UK Welcomes Extremists, Bans Critics of Extremists
by Douglas Murray • Gatestone Institute
In November, it was reported that the Pakistani Christian mother of five, Asia Bibi, was unlikely to be offered asylum by the British government due to concerns about "community" relations in the UK. What this means is that the UK government was worried that Muslims of Pakistani origin in Britain may object to the presence in the UK of a Christian woman who has spent most of the last decade on death row in Pakistan, before being officially declared innocent of a trumped-up charge of "blasphemy".
One person who has had no trouble being in London is Dr Ataollah Mohajerani, Iran's former Minister of Culture and Islamic Guidance. Mohajerani is best known for his book-length defence of the Ayatollah Khomeini's fatwa against the British novelist Salman Rushdie.
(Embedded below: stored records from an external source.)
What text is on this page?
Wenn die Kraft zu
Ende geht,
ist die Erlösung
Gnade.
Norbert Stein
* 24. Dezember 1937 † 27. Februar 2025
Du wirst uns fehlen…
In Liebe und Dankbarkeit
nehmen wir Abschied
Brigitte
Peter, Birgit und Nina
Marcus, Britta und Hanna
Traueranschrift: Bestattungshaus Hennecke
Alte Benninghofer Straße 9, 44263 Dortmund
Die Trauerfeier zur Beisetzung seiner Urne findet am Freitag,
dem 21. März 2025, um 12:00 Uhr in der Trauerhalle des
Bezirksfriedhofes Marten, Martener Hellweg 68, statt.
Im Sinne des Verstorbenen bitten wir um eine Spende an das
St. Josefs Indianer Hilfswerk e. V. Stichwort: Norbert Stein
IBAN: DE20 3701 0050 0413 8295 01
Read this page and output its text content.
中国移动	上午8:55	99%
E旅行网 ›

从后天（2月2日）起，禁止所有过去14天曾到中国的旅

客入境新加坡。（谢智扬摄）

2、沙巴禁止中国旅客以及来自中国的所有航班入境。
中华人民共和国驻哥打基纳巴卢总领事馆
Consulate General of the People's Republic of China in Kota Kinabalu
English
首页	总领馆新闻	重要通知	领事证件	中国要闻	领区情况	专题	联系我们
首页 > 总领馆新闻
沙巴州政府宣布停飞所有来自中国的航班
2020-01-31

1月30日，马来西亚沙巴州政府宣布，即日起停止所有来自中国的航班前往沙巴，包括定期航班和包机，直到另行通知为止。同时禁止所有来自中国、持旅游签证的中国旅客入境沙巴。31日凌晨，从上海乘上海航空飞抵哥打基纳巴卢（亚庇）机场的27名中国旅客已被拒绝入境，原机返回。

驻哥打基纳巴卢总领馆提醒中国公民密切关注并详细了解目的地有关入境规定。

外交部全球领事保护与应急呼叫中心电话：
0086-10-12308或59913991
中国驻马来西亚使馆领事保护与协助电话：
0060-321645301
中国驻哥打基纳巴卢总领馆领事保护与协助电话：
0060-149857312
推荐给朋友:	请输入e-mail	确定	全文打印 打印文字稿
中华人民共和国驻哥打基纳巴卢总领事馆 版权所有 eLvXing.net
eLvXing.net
This week we learned that the UK government has allowed in a man called Brahim Belkaid, a 41-year old of German origin, believed to have inspired up to 140 people to join al-Qaeda and ISIS. His Facebook messages have included messages with bullets and a sword on them saying, "Jihad: the Only Solution".
It is almost as though the UK government has decided that while extremist clerics can only rarely be banned, critics of such clerics can be banned with ease. The problem is that the trend for taking a laxer view of extremists than of their critics keeps on happening.